Alguns indicadores-chave das perspectivas de preços ao consumidor começaram a se mover acima. E as autoridades do Fed também estão observando os dados salariais, porque quando os salários aumentam rapidamente e as empresas precisam aumentar os preços para cobrir seus custos, isso pode desencadear um ciclo que bloqueia uma inflação acelerada.
A combinação de hoje levanta uma possibilidade infeliz: o Fed pode se encontrar sob pressão para aumentar as taxas de juros e esfriar a economia antes que o emprego se recupere totalmente.
“O relatório parece destinado a deixar as autoridades do Fed em uma posição desconfortável”, escreveu Andrew Hunter, economista sênior da Capital Economics, em uma nota de pesquisa após o lançamento.
Há pouco que um banco central possa fazer para estimular uma melhor capacidade portuária ou mais apartamentos, mas pode-se argumentar que ele poderia acalmar a demanda aumentando as taxas de juros. Com menos consumidores comprando condomínios, sofás e móveis de jardim, fábricas, construtoras e navios de carga podem recuperar o atraso, ajudando a aliviar as pressões de custo.

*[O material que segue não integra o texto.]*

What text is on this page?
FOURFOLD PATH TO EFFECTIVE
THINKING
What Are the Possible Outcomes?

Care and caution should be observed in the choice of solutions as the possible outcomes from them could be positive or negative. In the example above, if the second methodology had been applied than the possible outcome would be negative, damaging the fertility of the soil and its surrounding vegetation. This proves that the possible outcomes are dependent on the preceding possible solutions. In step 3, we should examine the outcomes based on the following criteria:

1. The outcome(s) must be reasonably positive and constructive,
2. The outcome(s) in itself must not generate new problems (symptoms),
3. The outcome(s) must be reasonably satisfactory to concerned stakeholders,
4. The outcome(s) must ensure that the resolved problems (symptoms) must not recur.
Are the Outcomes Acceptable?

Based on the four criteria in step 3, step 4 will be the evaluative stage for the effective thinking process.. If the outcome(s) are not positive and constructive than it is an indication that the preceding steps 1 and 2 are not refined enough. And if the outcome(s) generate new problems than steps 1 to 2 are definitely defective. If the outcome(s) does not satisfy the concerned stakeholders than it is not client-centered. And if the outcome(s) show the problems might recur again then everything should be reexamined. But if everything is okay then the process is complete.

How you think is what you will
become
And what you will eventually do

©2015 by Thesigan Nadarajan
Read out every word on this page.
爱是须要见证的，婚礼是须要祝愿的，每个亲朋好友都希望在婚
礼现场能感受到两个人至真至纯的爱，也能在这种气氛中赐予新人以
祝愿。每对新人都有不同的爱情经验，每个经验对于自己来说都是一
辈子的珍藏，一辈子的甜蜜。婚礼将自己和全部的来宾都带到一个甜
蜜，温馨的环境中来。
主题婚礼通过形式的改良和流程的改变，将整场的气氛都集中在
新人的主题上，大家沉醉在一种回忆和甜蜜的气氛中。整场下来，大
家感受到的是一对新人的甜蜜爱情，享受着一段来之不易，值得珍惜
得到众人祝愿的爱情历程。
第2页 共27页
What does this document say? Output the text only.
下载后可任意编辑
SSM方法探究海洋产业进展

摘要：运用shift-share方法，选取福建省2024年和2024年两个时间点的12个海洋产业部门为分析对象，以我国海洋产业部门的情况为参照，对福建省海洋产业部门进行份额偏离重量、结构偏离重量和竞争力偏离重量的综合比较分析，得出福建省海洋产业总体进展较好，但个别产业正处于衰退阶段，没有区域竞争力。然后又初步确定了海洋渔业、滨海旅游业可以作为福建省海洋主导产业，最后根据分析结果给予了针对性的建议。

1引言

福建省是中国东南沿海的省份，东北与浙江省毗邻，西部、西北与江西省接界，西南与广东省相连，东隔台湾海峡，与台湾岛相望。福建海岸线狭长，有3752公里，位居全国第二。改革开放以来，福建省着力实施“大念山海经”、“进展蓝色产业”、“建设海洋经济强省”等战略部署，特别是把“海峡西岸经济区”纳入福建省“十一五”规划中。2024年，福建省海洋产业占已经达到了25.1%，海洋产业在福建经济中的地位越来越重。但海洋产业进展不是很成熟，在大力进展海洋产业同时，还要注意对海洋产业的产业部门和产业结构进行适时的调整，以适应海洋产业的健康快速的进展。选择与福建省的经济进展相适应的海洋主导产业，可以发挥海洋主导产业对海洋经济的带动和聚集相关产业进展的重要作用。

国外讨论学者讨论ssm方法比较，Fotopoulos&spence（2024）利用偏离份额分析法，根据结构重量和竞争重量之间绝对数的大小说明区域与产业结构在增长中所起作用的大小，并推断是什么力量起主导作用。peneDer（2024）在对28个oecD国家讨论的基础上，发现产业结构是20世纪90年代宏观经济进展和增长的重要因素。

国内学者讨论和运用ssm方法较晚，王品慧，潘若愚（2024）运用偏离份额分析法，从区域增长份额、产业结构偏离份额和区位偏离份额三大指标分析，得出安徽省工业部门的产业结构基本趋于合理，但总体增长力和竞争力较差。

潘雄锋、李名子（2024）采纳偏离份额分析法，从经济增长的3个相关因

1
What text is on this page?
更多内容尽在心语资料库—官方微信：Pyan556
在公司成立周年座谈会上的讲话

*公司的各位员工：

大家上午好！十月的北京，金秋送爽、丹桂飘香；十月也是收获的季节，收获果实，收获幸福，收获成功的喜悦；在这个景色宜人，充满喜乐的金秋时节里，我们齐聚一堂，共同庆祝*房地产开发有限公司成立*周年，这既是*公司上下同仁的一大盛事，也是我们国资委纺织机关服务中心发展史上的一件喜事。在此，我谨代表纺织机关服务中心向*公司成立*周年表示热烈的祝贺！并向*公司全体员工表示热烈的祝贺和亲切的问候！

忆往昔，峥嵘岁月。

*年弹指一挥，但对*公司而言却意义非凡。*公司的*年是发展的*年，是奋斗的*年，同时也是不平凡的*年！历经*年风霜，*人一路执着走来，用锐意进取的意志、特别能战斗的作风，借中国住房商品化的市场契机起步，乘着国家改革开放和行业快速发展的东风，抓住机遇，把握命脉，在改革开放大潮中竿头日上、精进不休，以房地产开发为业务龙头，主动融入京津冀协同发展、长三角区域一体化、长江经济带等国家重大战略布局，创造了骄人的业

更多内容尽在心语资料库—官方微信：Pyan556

Mas taxas mais altas também desacelerariam o crescimento dos negócios e as contratações, prendendo a pandemia de desempregados nas laterais do mercado de trabalho. É por isso que Powell e seus colegas estão aconselhando paciência, na esperança de evitar uma reação exagerada a uma explosão de preços que irá diminuir.
De acordo com suas últimas projeções econômicas, os 18 formuladores de políticas do Fed foram divididos uniformemente, com metade esperando um ou mais aumentos das taxas de juros até o final do próximo ano, e metade esperando por eles em 2023 ou mais tarde. Essas linhas divisórias podem se tornar mais rígidas no futuro.